Johnston published a Dictionary of Geography in 1850, with many later editions. The Royal Atlas of Modern Geography was first published in 1855 and served as an atlas of military geography to accompany Alison's History of Europe published in 1848. A variety of other atlases and maps for educational or scientific purposes. In 1856, Johnston published the "School Atlas of Astronomy".

In 1861, Johnston published the first edition of the Royal Atlas of Modern Geography with 48 maps. By 1914, the atlas had gone through 12 editions and morphed into the Johnston's Handy Royal Atlas of Modern Geography with 61 colour lithographed maps and an index of 84 pages. While the Bartholomew's Citizen's Atlas sold more copies, being half the price, the Royal Altlas became the standard library atlas throughout the British Empire.

In 1867, Johnston produced a new edition of his School Atlas of Classical Geography. It contained a series of new maps that reflected the results of the most recent research into the classical antiquity. The Map of the Outer Geography of the Odyssey and two maps of ancient Greece were based on the scholarly work of William Ewart Gladstone, who had also revised the map plates and text of the atlas.
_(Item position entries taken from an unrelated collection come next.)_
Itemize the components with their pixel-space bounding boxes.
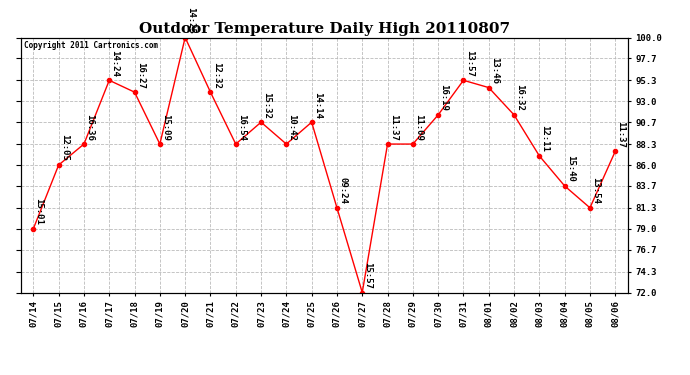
Text: 16:32: 16:32 — [515, 84, 524, 111]
Text: 11:09: 11:09 — [414, 114, 423, 140]
Text: 11:37: 11:37 — [388, 114, 398, 140]
Text: 15:57: 15:57 — [364, 262, 373, 289]
Text: 15:01: 15:01 — [34, 198, 43, 225]
Text: 15:40: 15:40 — [566, 155, 575, 182]
Text: 16:54: 16:54 — [237, 114, 246, 140]
Text: 12:05: 12:05 — [60, 135, 69, 161]
Text: 13:54: 13:54 — [591, 177, 600, 204]
Text: 12:32: 12:32 — [212, 62, 221, 88]
Text: 16:19: 16:19 — [440, 84, 449, 111]
Text: 15:09: 15:09 — [161, 114, 170, 140]
Text: 10:42: 10:42 — [288, 114, 297, 140]
Text: 13:57: 13:57 — [464, 50, 474, 76]
Text: 11:37: 11:37 — [617, 121, 626, 148]
Text: 09:24: 09:24 — [338, 177, 347, 204]
Text: 14:24: 14:24 — [110, 50, 119, 76]
Text: 14:14: 14:14 — [313, 92, 322, 118]
Text: 16:27: 16:27 — [136, 62, 145, 88]
Title: Outdoor Temperature Daily High 20110807: Outdoor Temperature Daily High 20110807 — [139, 22, 510, 36]
Text: 12:11: 12:11 — [541, 125, 550, 152]
Text: 14:25: 14:25 — [186, 7, 195, 34]
Text: 13:46: 13:46 — [490, 57, 499, 84]
Text: Copyright 2011 Cartronics.com: Copyright 2011 Cartronics.com — [23, 41, 158, 50]
Text: 16:36: 16:36 — [85, 114, 95, 140]
Text: 15:32: 15:32 — [262, 92, 271, 118]
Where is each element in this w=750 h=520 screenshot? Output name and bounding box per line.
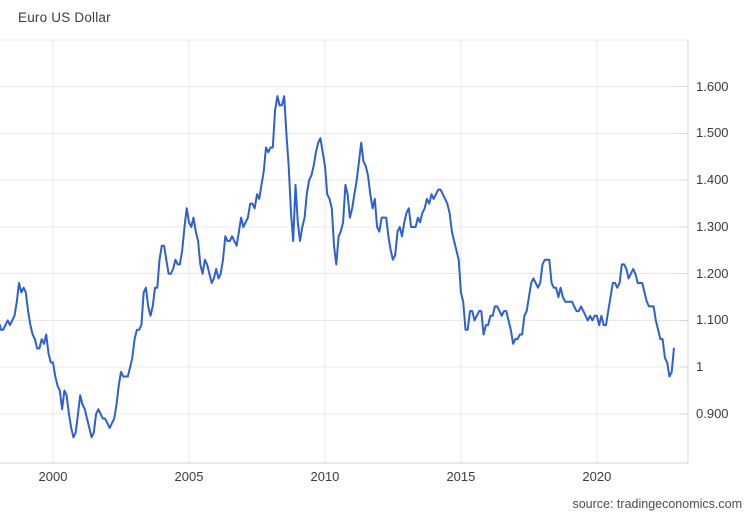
x-tick-label: 2005 — [174, 469, 204, 484]
y-tick-label: 1.600 — [696, 78, 729, 94]
x-tick-label: 2000 — [38, 469, 68, 484]
chart-title: Euro US Dollar — [18, 10, 111, 25]
y-tick-label: 1.400 — [696, 172, 729, 188]
x-tick-label: 2010 — [310, 469, 340, 484]
price-line[interactable] — [0, 95, 675, 439]
x-tick-label: 2020 — [582, 469, 612, 484]
y-tick-label: 1 — [696, 359, 704, 375]
x-tick-label: 2015 — [446, 469, 476, 484]
y-tick-label: 1.300 — [696, 218, 729, 234]
y-tick-label: 0.900 — [696, 405, 729, 421]
y-tick-label: 1.500 — [696, 125, 729, 141]
y-tick-label: 1.100 — [696, 312, 729, 328]
y-tick-label: 1.200 — [696, 265, 729, 281]
source-attribution: source: tradingeconomics.com — [572, 497, 742, 511]
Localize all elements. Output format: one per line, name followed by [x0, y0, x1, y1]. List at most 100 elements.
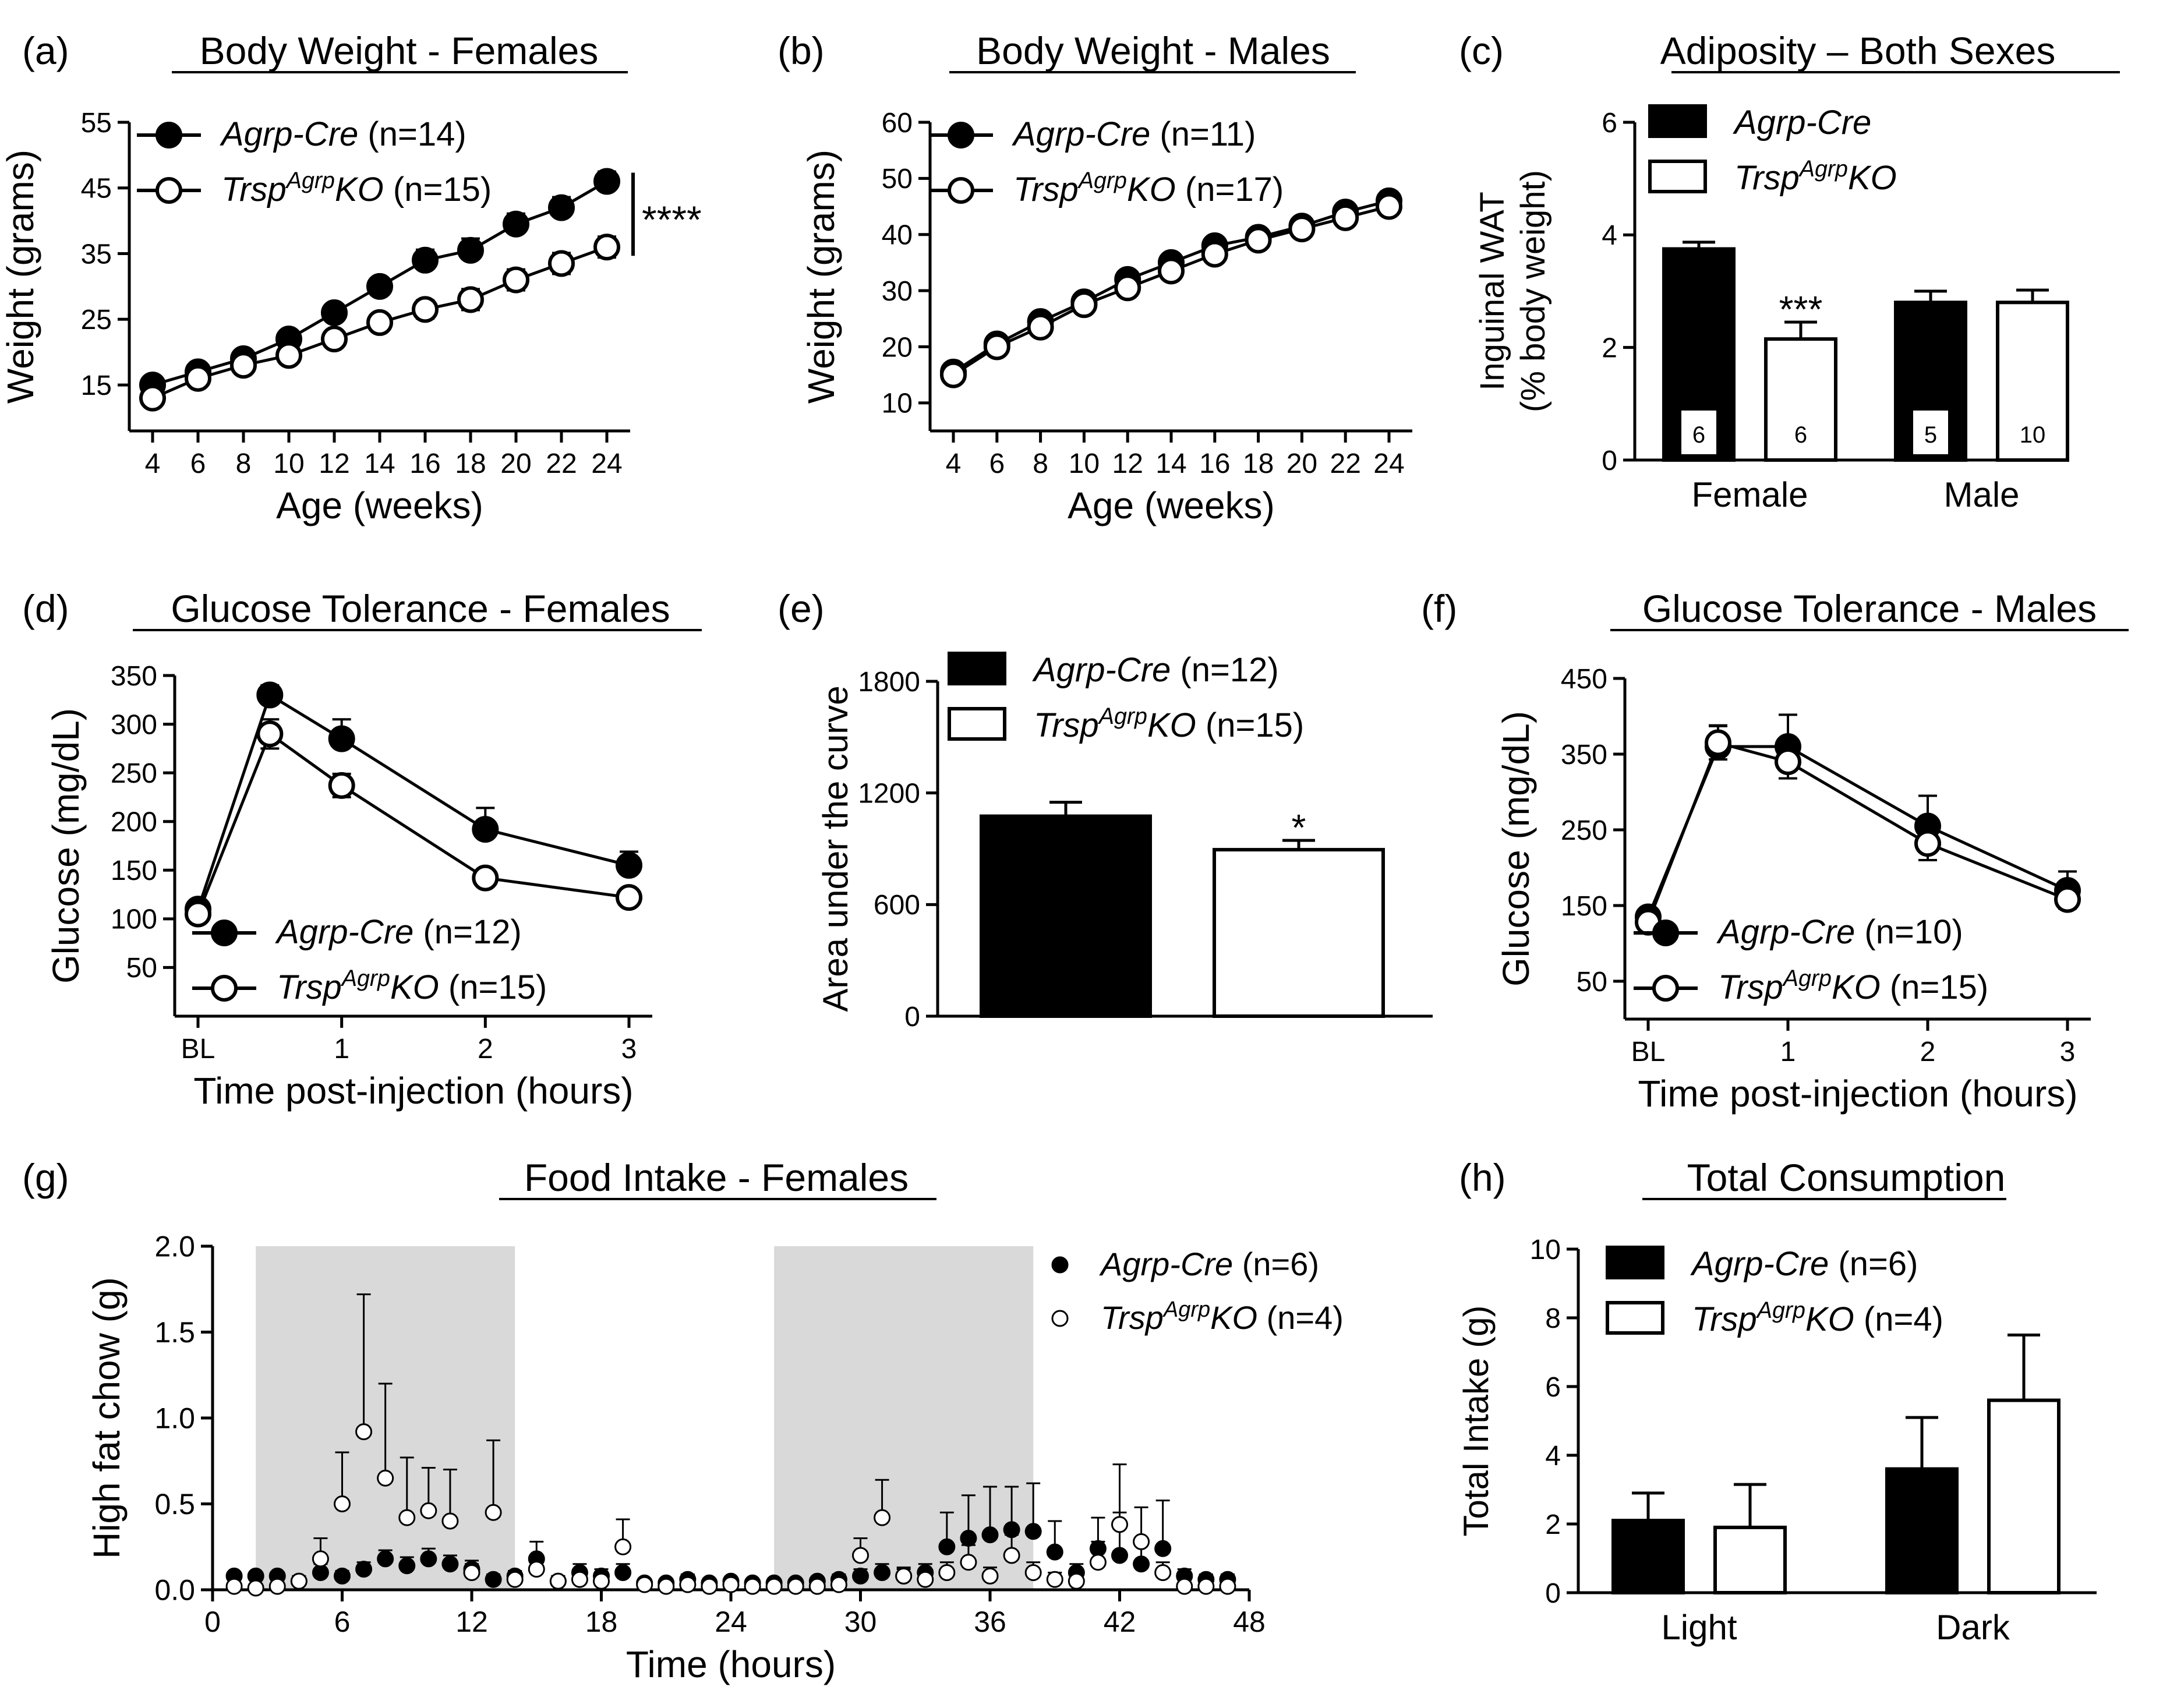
x-tick-label: 10 [1069, 448, 1100, 479]
panel-title: Food Intake - Females [524, 1156, 909, 1199]
x-tick-label: 36 [974, 1606, 1006, 1638]
data-point-open [679, 1576, 697, 1593]
data-point-filled [256, 681, 284, 709]
x-tick-label: 42 [1104, 1606, 1136, 1638]
y-axis-label-line2: (% body weight) [1514, 170, 1552, 412]
x-tick-label: 14 [1155, 448, 1186, 479]
legend-italic-suffix: KO [1147, 706, 1196, 744]
data-point-open [1070, 291, 1098, 319]
data-point-open [1775, 748, 1801, 775]
data-point-open [1027, 313, 1054, 341]
legend-n: (n=4) [1854, 1300, 1943, 1338]
legend-italic: Agrp-Cre [220, 115, 358, 153]
x-axis-label: Age (weeks) [1068, 485, 1275, 526]
data-point-filled [412, 246, 439, 274]
x-tick-label: 6 [334, 1606, 351, 1638]
data-point-open [940, 361, 967, 388]
data-point-open [808, 1578, 826, 1595]
data-point-open [895, 1567, 913, 1585]
x-tick-label: 18 [1243, 448, 1274, 479]
legend-label-0: Agrp-Cre (n=11) [1012, 115, 1256, 153]
panel-f: (f) Glucose Tolerance - Males 50 150 250 350 4… [1421, 587, 2129, 1115]
data-point-open [256, 720, 284, 748]
data-point-open [1154, 1564, 1172, 1581]
data-point-open [1219, 1578, 1236, 1595]
data-point-open [658, 1578, 675, 1595]
legend-open-marker [211, 975, 238, 1002]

In 1871, Johnston published the Half-Crown Atlas of British History for the price sensitive educational market. It was designed as a connected series of maps for teachers and students and illustrated leading events of history.

==Family==
He married Margaret Gray in 1837. She was thereafter known as Margaret Keith Johnston.

His eldest son, also named Alexander Keith Johnston (1844–1879), was also the author of various geographical works and papers.